"Di-dingin... Sekali...."
Sayup-sayup sebuah suara yang terasa menyedihkan terdengar. Dari jarak sekitar dua meter di hadapan Aihara, seorang anak kecil memeluk tubuhnya. Bibir anak itu bergetar dan pucat.
Aihara menoleh ke sekitar, tampak salju turun dengan derasnya. Itu pasti sangat dingin namun entah mengapa anak itu membiarkan dirinya tetap duduk di pinggiran jalan yang sunyi ini.
Ingin rasanya Aihara melangkah untuk menghampiri, namun kakinya terasa sangat berat bahkan untuk bergeser.
Perlahan, anak itu mengangkat kepalanya. Mata sayu nya menatap dalam pada Aihara. Tatapan yang menyiratkan penderitaan yang teramat sangat.
Kenapa? Ada apa? Aihara bertanya dalam hatinya.
"Tuan muda! Tuan muda!"
Baik Aihara maupun anak laki-laki kecil itu menolehkan pandangannya pada sumber suara. Seorang pria dengan setelan serba hitam berlari ke arah si anak kecil dengan membawa payung.
"Apa yang kamu lakukan disini? Salju turun dengan deras..." Kata pria dewasa itu, menyejajarkan posisinya dengan lawan bicara. "Ayo kita pulang. Paman dan bibimu sudah menunggu pulang..."
"AKU TIDAK MAU!!!" Teriak anak kecil itu histeris saat pria dewasa mulai mengangkat tubuhnya. "LEPASKAN!! LEPASKAN!! JANGAN BAWA AKU LAGI KE RUMAH ITU!! AKU BENCI BIBI! AKU BENCI PAMAN!" ia terus meronta.

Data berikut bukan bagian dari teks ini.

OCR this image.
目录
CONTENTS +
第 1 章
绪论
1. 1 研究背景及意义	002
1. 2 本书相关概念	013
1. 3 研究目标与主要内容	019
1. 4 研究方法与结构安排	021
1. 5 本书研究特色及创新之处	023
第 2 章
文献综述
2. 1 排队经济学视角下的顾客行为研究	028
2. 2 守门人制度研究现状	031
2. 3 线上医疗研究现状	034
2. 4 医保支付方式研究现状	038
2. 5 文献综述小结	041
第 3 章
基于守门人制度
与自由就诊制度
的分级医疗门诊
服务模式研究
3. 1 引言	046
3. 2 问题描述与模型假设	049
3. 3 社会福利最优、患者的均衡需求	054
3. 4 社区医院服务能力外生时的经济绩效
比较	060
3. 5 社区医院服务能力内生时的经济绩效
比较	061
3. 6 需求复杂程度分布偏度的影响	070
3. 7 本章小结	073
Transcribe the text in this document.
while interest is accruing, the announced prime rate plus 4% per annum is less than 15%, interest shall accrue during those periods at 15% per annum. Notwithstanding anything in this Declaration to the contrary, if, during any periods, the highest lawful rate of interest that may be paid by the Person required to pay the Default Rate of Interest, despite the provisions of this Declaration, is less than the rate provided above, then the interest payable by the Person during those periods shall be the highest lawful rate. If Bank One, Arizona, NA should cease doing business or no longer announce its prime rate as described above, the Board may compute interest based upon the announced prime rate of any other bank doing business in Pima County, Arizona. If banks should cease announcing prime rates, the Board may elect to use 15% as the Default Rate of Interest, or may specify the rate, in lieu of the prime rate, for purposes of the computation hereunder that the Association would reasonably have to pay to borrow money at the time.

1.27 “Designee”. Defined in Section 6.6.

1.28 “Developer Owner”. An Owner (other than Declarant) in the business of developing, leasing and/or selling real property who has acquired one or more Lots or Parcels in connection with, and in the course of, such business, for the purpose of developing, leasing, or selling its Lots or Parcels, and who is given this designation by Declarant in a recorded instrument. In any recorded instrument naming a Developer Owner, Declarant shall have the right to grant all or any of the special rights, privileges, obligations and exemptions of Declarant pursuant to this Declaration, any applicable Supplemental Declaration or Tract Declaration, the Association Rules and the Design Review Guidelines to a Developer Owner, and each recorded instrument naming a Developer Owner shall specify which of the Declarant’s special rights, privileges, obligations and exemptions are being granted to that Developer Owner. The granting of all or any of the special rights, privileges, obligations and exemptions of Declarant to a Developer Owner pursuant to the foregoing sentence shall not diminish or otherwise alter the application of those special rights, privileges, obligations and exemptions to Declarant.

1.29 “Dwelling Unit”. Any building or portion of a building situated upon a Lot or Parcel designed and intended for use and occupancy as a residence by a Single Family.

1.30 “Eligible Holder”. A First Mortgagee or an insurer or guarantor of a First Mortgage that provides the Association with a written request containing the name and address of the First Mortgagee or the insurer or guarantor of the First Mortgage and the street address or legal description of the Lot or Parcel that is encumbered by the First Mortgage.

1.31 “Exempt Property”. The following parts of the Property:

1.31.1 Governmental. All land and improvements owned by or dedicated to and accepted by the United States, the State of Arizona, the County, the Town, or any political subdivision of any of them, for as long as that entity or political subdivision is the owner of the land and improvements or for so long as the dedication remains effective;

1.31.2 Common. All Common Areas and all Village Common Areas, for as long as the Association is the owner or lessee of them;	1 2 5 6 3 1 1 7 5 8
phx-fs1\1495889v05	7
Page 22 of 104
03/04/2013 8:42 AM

Aihara tercekat, sulit sekali baginya hanya untuk mengangkat suaranya. Raungan anak kecil itu membuat hatinya terasa ter cubit. Ingin sekali rasanya Ia berlari ke sana dan mengambil alih gendongan anak laki-laki berkulit putih itu.
Yang semakin Aihara tidak pahami adalah ketika sebuah limusin mewah berhenti tepat di depan mereka. Dari dalam, seorang wanita dengan mantel panjang dan tebal menatap nanar bocah di depannya.
"Dasar anak tidak tau diri. Susah-susah aku merawat mu kau malah membangkang seperti ini," cetus wanita itu, mencengkram erat lengan sang anak kecil.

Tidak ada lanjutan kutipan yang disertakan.